In their analysis of the health gap, institute researchers first identify barriers to care, the most significant being (no surprise here) money. Blacks are twice as likely as whites (and Hispanics are three times as likely) to have no health insurance, a situation that more or less guarantees that a patient will get no treatment until he or she turns up seriously ill in the emergency room.
But access is not the only cause, or even the major cause, of inequities. The institute report found that even when minorities do get care, it tends to be inferior. In a statement typical of the report's dry and unblinking language, the researchers write: "Racial and ethnic minorities tend to receive a lower quality of health care than non-minorities, even when access-related factors, such as patients' insurance status and income, are controlled."
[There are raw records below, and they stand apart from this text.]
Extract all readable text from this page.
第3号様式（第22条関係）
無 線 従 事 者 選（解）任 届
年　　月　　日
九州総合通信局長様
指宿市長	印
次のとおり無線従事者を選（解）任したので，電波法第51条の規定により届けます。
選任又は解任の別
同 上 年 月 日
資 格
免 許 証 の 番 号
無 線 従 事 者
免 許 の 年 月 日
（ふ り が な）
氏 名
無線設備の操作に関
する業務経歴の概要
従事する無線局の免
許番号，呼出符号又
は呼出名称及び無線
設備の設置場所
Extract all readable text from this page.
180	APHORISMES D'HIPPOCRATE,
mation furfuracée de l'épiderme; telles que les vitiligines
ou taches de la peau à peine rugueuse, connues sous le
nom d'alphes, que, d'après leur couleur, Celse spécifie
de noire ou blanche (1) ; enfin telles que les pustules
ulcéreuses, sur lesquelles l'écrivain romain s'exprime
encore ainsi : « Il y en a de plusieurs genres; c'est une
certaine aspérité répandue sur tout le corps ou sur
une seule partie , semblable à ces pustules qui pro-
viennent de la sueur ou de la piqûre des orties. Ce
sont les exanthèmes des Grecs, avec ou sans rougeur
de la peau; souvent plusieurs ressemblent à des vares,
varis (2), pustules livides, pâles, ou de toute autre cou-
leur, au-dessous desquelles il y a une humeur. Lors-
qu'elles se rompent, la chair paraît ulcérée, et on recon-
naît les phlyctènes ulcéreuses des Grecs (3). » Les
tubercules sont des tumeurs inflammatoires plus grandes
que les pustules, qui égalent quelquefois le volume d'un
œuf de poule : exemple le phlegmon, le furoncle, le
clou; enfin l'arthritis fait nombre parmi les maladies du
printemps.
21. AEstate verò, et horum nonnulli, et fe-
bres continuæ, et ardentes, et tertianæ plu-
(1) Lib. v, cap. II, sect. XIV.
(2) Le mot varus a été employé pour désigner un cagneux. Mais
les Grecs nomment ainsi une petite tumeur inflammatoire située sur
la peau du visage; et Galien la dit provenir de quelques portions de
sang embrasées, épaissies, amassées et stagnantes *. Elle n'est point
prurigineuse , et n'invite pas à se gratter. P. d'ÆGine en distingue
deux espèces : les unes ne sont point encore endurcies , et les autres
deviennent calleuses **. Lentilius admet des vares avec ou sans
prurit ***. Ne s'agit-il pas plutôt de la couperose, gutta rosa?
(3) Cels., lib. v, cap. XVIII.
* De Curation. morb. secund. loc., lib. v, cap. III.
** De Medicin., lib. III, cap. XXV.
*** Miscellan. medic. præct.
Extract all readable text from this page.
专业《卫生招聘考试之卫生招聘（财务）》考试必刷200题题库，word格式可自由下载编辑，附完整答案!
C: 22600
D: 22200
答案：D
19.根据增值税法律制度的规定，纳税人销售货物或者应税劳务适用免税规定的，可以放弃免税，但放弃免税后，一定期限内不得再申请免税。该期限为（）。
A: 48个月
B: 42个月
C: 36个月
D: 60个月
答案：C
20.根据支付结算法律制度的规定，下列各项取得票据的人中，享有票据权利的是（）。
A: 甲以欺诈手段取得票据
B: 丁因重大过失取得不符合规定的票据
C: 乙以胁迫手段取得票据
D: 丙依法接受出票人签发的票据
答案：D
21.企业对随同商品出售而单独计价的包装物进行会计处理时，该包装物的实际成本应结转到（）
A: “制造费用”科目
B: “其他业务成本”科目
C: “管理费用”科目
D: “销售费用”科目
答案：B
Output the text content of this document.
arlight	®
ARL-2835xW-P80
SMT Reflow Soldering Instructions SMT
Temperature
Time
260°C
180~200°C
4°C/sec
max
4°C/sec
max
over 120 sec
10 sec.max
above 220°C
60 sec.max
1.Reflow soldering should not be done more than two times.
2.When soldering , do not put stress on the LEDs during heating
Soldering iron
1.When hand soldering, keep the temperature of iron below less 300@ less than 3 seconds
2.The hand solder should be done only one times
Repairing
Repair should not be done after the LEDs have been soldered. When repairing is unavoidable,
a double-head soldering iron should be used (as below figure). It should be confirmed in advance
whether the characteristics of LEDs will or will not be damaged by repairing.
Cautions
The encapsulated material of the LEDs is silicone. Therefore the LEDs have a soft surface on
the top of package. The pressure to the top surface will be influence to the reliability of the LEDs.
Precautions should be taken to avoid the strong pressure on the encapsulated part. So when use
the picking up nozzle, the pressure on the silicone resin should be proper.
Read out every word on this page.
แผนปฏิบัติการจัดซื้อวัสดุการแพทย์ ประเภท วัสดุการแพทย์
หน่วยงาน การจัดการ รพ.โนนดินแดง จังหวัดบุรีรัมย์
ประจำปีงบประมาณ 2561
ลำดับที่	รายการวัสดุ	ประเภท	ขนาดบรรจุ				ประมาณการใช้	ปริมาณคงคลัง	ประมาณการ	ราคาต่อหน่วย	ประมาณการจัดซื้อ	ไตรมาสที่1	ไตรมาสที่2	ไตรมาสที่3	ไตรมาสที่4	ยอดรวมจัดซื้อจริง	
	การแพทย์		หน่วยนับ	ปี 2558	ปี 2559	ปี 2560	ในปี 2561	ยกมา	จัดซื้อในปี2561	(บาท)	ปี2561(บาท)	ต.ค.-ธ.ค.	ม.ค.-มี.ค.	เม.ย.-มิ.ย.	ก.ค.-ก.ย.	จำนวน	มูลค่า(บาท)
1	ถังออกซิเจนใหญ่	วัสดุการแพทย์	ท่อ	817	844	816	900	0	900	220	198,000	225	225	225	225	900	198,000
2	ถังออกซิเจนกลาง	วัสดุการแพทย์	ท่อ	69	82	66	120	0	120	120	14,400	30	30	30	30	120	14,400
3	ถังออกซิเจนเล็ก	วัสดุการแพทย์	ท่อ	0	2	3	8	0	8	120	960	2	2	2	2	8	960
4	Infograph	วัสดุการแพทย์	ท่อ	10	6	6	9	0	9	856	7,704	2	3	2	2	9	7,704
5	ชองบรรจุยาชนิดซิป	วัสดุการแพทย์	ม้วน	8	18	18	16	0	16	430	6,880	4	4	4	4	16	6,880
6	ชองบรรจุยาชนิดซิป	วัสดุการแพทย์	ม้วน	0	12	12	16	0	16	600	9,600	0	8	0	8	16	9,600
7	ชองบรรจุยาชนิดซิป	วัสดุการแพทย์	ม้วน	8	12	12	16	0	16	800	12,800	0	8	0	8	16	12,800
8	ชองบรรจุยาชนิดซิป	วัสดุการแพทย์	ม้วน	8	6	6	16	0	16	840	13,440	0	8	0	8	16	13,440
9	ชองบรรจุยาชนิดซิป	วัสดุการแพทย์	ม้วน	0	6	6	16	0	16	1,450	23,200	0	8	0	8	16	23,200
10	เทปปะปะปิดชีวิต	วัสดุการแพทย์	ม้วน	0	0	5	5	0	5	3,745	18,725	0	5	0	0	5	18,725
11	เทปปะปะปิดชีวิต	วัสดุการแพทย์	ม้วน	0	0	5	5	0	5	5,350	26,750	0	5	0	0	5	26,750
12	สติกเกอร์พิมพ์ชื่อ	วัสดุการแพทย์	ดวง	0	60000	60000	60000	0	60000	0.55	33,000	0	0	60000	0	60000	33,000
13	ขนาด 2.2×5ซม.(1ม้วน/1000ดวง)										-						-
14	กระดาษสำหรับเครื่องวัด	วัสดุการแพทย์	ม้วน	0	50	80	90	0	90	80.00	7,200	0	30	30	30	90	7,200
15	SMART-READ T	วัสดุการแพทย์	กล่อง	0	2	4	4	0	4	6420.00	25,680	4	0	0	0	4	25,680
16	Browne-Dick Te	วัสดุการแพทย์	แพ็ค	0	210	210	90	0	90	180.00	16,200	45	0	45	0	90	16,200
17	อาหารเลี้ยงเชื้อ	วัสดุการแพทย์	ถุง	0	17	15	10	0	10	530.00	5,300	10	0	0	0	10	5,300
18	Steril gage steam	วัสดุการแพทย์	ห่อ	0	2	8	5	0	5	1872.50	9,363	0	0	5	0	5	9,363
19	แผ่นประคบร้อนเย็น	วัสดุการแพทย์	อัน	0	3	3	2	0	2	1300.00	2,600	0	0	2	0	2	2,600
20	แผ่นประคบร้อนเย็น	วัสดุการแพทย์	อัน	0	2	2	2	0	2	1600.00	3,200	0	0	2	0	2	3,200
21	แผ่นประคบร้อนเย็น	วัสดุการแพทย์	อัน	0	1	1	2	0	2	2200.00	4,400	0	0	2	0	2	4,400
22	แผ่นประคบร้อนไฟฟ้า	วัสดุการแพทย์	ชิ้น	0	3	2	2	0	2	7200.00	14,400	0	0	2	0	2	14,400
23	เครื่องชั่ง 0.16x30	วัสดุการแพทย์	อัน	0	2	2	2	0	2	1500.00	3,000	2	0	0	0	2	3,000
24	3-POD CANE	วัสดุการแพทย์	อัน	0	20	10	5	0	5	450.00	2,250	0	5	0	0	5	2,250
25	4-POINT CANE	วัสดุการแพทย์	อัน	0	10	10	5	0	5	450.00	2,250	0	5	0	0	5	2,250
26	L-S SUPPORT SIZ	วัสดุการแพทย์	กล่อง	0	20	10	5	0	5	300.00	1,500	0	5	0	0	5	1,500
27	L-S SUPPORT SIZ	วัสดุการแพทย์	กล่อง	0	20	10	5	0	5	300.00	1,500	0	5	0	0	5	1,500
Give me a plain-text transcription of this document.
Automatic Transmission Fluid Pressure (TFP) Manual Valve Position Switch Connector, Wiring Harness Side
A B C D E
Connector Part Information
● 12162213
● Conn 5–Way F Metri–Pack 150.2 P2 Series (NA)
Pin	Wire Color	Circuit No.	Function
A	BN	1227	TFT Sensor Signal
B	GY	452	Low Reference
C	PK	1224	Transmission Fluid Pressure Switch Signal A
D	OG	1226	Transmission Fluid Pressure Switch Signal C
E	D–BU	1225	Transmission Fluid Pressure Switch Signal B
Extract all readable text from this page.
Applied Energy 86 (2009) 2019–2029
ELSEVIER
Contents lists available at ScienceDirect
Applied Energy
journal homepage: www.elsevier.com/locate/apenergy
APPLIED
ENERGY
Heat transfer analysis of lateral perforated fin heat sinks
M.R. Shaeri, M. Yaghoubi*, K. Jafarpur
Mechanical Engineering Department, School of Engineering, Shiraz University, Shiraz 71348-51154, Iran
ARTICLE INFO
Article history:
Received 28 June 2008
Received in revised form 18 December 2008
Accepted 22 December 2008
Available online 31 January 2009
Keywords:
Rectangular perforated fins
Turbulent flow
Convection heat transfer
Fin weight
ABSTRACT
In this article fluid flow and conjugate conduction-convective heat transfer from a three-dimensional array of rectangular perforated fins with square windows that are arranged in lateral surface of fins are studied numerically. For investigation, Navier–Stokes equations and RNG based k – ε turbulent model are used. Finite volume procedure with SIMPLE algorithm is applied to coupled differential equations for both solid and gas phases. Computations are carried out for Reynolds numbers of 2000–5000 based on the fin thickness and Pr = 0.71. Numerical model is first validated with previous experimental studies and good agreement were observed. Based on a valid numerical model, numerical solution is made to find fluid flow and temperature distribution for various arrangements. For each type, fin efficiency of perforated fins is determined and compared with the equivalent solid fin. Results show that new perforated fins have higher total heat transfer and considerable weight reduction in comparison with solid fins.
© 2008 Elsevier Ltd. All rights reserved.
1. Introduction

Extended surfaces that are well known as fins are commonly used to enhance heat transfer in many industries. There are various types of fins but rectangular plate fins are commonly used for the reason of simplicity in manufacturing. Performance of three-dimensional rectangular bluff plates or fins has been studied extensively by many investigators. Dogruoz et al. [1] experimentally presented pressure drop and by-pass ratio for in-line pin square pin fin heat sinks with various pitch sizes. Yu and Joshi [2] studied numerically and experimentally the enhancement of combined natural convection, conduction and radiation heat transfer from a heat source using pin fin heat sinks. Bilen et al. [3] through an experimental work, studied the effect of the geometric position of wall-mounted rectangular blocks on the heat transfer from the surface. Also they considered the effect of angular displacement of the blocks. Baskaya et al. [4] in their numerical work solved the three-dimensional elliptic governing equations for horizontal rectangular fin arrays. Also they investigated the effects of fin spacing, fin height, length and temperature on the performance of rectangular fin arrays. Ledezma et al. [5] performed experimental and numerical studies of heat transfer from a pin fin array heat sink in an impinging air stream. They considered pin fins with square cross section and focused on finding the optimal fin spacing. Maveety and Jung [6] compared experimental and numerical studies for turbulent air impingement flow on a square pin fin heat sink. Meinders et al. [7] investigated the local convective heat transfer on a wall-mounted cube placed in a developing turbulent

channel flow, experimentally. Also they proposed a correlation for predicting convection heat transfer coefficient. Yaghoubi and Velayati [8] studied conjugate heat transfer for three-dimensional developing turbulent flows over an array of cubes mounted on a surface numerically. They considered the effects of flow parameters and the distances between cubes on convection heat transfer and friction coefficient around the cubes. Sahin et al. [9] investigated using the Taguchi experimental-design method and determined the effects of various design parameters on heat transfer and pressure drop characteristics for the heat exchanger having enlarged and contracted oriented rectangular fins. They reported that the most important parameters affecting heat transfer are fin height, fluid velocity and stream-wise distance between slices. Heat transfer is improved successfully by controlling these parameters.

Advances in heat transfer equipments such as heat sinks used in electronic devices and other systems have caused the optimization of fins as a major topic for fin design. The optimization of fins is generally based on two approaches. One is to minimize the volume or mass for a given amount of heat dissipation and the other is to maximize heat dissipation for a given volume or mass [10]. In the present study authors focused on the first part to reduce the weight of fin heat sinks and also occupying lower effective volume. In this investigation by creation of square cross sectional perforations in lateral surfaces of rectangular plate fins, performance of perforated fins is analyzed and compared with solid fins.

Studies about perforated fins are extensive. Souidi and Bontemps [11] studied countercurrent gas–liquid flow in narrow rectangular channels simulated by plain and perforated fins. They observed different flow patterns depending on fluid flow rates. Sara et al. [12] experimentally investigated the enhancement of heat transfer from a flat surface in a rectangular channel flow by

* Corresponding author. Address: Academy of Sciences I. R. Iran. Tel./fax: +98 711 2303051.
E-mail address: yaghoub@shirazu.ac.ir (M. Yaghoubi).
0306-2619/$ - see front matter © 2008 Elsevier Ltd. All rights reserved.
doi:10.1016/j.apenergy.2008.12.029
In other words, simply getting minorities into the examination room is not the answer. Because once they are there, the odds are good that the treatment they get will be compromised by the bias of the doctor. There isn't a nook or cranny of the medical system, according to the report, in which minority patients are not treated differently, by which, according to the data, the researchers mean -- emphatically -- worse.